How the suspect was identified and arrested

Authorities say the renewed push relied on forensic investigative genetic genealogy, a method that combines DNA analysis with family-tree research to generate investigative leads. Investigators have said the approach, paired with additional forensic work and traditional investigative steps, led them to identify 71-year-old Johnnie Ray Salisbury, of Syracuse, Indiana.

Salisbury was taken into custody in North Webster, Indiana, on Jan. 21, 2026, after an arrest warrant was served with assistance from multiple agencies. He was booked into the Kosciusko County Jail in Warsaw, Indiana, while extradition proceedings moved forward to transfer him to California to face charges related to LaFave’s death.

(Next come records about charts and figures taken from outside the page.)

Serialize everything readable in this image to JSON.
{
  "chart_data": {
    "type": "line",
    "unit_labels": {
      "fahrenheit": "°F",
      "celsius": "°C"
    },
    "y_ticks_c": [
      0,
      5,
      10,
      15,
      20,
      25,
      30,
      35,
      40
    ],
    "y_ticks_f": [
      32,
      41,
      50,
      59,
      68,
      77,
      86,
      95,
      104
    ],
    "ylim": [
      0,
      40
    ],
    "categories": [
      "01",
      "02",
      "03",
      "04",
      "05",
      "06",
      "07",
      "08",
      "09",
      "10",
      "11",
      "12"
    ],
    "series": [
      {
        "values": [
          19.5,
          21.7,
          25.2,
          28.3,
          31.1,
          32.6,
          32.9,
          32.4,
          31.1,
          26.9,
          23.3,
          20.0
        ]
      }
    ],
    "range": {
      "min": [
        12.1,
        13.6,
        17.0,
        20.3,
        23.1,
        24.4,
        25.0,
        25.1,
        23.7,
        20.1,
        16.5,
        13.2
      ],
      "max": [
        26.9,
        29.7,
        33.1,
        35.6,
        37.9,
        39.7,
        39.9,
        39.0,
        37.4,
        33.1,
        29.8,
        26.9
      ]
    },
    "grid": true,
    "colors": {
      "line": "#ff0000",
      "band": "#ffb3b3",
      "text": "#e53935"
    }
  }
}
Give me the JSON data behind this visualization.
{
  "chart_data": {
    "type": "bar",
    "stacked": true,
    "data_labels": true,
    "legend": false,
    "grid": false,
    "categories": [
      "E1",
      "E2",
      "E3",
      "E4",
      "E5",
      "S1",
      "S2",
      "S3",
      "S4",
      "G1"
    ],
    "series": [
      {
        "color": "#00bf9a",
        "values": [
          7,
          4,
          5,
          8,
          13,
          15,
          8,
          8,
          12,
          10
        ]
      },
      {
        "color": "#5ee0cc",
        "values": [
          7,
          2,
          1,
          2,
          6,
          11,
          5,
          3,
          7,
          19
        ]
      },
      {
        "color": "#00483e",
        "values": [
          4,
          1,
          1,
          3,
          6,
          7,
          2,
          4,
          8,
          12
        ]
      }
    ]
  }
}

Current legal posture: not-guilty plea and what comes next

After being brought into the San Diego court process, Salisbury entered a not-guilty plea. Under U.S. criminal procedure, the plea places the burden on prosecutors to prove the allegations in court, while the defendant maintains the presumption of innocence.

Investigators have not publicly detailed a motive for the killing, and authorities have not released a full accounting of the DNA interpretation, the genealogy work product, or how any genetic lead was corroborated by other evidence—issues that commonly become central in pretrial litigation and at trial in cold-case prosecutions.

  • The homicide date is Feb. 25, 1975; the arrest occurred Jan. 21, 2026.

  • The case relies in part on genetic genealogy, which typically prompts court scrutiny of validation, chain of custody, and the distinction between investigative leads and admissible evidence.

  • No motive has been publicly identified, and investigators continue to seek information that could clarify circumstances around the killing.